[kwlug-disc] Load average record?

Fri Jan 19 12:30:21 EST 2024

On Fri, Jan 19, 2024 at 12:07 PM Znoteer via kwlug-disc
<kwlug-disc at kwlug.org> wrote:
> On Fri, Jan 19, 2024 at 11:51:25AM -0500, Khalid Baheyeldin wrote:
> > Craziest thing I have seen in a long time ...
> >
> > Here is the uptime output:
> >
> > Uptime:  09:50:01 up 92 days, 23:22,  6 users,  load average: 4382.02,
> > 4354.61, 3862.00
>
> Wow. I once had my desktop go in the 20's and 30's for load average and I thought
> I must have hit gold. If I'd hit gold, you've gone well past titanium :)

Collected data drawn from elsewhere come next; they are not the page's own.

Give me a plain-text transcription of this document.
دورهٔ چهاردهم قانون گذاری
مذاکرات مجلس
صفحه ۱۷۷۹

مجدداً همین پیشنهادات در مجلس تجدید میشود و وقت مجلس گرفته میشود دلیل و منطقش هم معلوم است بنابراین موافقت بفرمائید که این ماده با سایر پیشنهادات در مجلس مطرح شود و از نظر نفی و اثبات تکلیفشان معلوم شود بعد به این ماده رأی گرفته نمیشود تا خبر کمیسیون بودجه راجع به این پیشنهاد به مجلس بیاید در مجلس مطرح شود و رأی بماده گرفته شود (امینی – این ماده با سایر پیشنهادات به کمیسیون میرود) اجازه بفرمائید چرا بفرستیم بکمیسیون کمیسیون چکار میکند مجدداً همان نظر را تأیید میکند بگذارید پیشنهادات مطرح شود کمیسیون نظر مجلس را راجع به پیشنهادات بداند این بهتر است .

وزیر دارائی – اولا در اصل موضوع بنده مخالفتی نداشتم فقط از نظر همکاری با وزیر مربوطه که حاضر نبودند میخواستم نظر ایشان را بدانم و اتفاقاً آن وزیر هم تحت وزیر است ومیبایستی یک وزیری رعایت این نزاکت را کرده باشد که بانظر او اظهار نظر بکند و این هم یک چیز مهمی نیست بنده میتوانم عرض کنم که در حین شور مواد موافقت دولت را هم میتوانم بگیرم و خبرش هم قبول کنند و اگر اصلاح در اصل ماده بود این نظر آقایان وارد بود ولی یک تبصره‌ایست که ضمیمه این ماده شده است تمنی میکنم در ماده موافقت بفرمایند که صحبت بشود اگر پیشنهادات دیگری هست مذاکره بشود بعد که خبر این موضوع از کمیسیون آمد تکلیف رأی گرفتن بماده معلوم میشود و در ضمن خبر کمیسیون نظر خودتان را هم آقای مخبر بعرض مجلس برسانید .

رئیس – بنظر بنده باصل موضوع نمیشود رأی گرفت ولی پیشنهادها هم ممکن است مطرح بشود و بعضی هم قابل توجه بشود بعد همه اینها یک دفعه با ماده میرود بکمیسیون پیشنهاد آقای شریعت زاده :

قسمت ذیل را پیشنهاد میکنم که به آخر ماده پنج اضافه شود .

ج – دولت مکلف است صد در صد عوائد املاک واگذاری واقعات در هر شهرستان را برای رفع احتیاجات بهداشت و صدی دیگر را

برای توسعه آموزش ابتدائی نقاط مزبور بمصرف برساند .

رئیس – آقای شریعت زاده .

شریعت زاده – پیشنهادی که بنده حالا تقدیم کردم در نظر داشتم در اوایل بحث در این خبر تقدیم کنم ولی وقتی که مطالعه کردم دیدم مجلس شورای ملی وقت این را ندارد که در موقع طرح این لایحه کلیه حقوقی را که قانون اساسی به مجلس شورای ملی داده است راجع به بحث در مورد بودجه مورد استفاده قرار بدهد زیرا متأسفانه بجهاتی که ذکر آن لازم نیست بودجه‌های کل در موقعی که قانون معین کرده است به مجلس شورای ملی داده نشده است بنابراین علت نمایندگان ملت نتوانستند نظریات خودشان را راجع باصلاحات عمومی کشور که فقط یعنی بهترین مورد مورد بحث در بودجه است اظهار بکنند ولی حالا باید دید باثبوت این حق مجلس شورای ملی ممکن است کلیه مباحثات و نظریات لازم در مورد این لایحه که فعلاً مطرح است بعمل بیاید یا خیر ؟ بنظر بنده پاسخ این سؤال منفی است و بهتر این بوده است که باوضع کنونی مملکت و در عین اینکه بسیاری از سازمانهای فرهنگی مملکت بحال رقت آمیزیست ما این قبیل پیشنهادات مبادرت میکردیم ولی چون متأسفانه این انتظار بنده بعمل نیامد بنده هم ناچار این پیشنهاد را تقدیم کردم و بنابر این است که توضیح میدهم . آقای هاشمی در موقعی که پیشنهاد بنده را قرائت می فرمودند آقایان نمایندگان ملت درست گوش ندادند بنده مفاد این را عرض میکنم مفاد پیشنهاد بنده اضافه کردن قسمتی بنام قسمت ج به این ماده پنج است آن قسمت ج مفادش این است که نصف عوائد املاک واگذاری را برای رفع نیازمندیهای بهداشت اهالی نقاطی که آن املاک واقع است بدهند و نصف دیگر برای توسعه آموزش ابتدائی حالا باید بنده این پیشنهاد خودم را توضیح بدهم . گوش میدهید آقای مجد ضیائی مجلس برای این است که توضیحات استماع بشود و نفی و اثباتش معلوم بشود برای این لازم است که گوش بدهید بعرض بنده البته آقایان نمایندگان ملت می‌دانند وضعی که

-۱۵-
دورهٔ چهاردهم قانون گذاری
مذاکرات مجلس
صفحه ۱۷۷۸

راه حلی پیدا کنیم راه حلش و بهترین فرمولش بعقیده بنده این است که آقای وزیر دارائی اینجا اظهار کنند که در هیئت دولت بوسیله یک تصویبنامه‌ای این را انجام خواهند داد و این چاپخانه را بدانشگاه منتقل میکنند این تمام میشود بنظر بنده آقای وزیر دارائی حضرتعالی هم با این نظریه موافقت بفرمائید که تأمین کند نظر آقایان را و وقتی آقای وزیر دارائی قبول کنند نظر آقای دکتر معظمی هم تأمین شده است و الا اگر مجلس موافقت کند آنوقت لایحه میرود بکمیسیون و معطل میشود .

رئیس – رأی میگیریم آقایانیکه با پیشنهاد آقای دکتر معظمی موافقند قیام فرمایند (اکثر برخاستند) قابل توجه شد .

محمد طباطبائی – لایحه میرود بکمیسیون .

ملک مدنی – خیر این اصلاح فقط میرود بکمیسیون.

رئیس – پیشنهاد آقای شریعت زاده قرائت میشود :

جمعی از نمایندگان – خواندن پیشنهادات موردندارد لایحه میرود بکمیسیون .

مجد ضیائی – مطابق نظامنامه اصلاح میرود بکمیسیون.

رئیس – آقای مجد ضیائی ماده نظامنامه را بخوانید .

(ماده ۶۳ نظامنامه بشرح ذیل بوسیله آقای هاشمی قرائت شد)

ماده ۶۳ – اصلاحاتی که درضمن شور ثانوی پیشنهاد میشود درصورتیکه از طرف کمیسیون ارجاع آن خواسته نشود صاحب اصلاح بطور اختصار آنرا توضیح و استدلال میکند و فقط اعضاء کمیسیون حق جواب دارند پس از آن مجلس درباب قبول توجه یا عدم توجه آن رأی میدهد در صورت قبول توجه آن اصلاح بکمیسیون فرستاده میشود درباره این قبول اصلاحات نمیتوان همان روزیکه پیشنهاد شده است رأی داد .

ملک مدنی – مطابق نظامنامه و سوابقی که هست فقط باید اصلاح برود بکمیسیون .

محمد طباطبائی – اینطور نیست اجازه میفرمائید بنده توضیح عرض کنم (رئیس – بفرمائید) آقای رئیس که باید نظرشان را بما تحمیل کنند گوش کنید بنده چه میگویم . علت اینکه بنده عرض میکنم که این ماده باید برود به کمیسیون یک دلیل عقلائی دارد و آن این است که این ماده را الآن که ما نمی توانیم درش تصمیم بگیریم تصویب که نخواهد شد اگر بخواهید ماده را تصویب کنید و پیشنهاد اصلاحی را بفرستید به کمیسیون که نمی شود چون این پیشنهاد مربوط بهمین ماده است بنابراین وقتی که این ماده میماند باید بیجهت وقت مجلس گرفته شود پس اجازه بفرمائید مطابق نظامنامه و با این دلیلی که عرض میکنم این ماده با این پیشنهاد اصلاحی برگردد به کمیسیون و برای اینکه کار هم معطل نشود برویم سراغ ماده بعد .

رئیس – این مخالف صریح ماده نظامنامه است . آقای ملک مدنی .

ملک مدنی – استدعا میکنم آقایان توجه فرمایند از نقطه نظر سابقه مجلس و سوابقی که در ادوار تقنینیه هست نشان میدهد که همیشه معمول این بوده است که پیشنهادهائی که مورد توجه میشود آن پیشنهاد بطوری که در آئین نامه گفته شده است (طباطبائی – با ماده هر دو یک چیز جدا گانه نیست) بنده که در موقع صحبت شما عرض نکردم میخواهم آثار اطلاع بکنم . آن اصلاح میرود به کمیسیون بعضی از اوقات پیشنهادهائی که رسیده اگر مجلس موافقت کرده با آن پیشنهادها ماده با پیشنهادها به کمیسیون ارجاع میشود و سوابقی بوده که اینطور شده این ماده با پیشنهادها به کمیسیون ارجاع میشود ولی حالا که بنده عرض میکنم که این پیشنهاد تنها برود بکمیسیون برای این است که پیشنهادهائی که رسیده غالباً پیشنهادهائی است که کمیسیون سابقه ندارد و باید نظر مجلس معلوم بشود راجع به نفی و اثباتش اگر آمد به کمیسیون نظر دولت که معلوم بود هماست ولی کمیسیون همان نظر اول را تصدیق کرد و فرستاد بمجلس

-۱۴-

More like: rusted out iron ...

I found those values from alert emails that I ignored during the crisis.

The disk that failed was one of a pair of HDDs in a software mdadm RAID1 that
were used for daily backups. But since the disk had plenty of free space, and
no load during the day, it was used for Varnish cache. This is a busy web site
so very heavy traffic on the disk, and that is what caused the 99% I/O wait.

Once I identified the problem, I switched Varnish cache to be in RAM, and the
site came back up.

There was another saga two days after when the data centre replaced the disk
but left the server in rescue mode for some reason. Lousy job by OVH support.

I am disappointed in mdadm. If one disk failed, shouldn't it just be
ignored and
I/O continues on the good one?

And because the array was busy, I could not remove the disk from the
array either.

Even after Varnish was restarted with RAM (no longer has anything to
do with the
failed array), there was a backup process (shell script that runs a
tar program) but
with the current working directory  being /backup which is the array.

That process was in UNINTERRUPTIBLE state (D) and would not be killed (not by
kill -TERM, -HUB, nor -9). And there were errors logged every few minutes about
failed reads/writes, and the log was growing.

End of rant ...